During the Father’s Day weekend, CNN tried to float an article that made the absurd claim that black men are better fathers. But even Twitter’s community notes couldn’t sit by and let that balderdash stand unaddressed.
On Sunday, CNN posted a story entitled, “Black dads are more likely to play, dress and share a meal with their child, data shows.”
“Black fathers are often portrayed as absent or distant, but that isn’t what most people experience, according to both data and Black dads themselves. Such biased portrayals are often based on who is telling the story,” the CNN story says.
It went on, saying:
Seventy percent of Black fathers who live with their children were most likely to have bathed, dressed, changed or helped their child with the toilet every day, compared with their White (60%) or Hispanic (45%) counterparts, according to the US Centers for Disease Control and Prevention’s 2013 National Health Statistics Report.
Those Black fathers were also most likely to have eaten a meal with their children, the data showed.
If data shows that Black fathers are often involved in the daily care of their children, why is that story not being told?
Given the history of racism in the United States, some Black fathers may face disproportionate incarceration rates or have difficulty in obtaining jobs to provide for their families, Noble added. But such hardships are only part of the story of Black fatherhood.
For a narrative that better represents Black fathers, we need to emphasize who is telling the story, Givens said.
Wow, that would be something, if true.
There is one little problem.

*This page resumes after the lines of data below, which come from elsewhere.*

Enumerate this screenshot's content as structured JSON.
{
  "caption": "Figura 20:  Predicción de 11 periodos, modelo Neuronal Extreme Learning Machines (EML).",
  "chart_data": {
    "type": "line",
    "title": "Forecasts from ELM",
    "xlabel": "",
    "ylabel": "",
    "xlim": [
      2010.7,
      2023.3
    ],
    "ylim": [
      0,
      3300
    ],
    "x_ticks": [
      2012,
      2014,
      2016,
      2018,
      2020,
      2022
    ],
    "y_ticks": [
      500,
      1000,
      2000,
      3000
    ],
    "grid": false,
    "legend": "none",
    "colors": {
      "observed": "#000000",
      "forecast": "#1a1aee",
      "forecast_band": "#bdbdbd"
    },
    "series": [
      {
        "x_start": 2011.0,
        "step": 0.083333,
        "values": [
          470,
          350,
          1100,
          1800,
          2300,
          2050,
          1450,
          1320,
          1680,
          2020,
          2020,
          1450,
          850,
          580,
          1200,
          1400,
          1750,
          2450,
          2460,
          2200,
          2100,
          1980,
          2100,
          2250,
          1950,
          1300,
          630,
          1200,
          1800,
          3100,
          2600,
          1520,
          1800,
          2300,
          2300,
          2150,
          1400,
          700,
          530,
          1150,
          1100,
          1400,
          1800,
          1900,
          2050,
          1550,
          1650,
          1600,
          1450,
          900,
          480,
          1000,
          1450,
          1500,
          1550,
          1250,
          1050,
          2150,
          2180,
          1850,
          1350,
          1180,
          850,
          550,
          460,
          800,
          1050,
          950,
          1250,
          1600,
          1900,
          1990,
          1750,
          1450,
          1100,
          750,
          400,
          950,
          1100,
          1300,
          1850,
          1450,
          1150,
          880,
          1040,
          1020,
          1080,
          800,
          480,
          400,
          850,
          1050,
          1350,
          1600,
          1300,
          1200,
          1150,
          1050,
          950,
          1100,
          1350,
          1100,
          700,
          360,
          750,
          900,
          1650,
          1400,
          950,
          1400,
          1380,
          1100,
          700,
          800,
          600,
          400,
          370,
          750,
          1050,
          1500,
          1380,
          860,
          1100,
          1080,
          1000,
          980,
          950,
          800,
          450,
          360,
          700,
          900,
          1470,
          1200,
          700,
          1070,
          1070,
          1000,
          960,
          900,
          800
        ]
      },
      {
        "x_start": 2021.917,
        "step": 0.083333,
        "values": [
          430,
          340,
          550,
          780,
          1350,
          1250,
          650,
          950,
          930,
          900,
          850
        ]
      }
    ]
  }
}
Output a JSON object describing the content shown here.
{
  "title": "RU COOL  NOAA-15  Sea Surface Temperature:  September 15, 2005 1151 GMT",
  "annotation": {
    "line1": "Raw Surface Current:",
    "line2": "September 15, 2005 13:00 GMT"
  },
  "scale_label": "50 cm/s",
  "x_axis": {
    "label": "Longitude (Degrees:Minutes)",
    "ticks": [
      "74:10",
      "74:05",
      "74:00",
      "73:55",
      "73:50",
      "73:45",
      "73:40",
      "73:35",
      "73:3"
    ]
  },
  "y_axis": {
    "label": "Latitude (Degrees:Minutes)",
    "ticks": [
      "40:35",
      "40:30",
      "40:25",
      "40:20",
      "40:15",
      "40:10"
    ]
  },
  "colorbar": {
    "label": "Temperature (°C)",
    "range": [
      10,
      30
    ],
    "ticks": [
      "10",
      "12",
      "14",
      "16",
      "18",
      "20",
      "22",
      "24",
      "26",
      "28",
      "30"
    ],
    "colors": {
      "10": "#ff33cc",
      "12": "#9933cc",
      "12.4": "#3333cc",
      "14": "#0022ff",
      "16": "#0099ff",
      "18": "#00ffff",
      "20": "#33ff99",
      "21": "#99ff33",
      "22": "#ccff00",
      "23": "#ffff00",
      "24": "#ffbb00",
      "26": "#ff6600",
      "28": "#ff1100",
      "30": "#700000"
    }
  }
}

It lacks full context.
But Twitter’s “community notes” wasn’t fooled.
Twitter users pointed out statistics from the Data Center on the percentage of children living without their biological fathers which counter CNN’s narrative.
Here is what they found:
- Black children: 64%
- Hispanic children: 42%
- White children: 24%
- Asian children: 16%
That is massive. Fully 64 percent of black children do NOT have their father in their lives. This hardly makes blacks “better fathers” than any other race.
The chart showed that as of 2021, 64 percent of “black or African American” kids lived in single-parent families. The data were based on the “Population Reference Bureau, analysis of data from the U.S. Census Bureau, Census 2000 Supplementary Survey, 2001 Supplementary Survey, 2002 through 2019, [and] 2021 American Community Survey,” according to the Foundation’s website.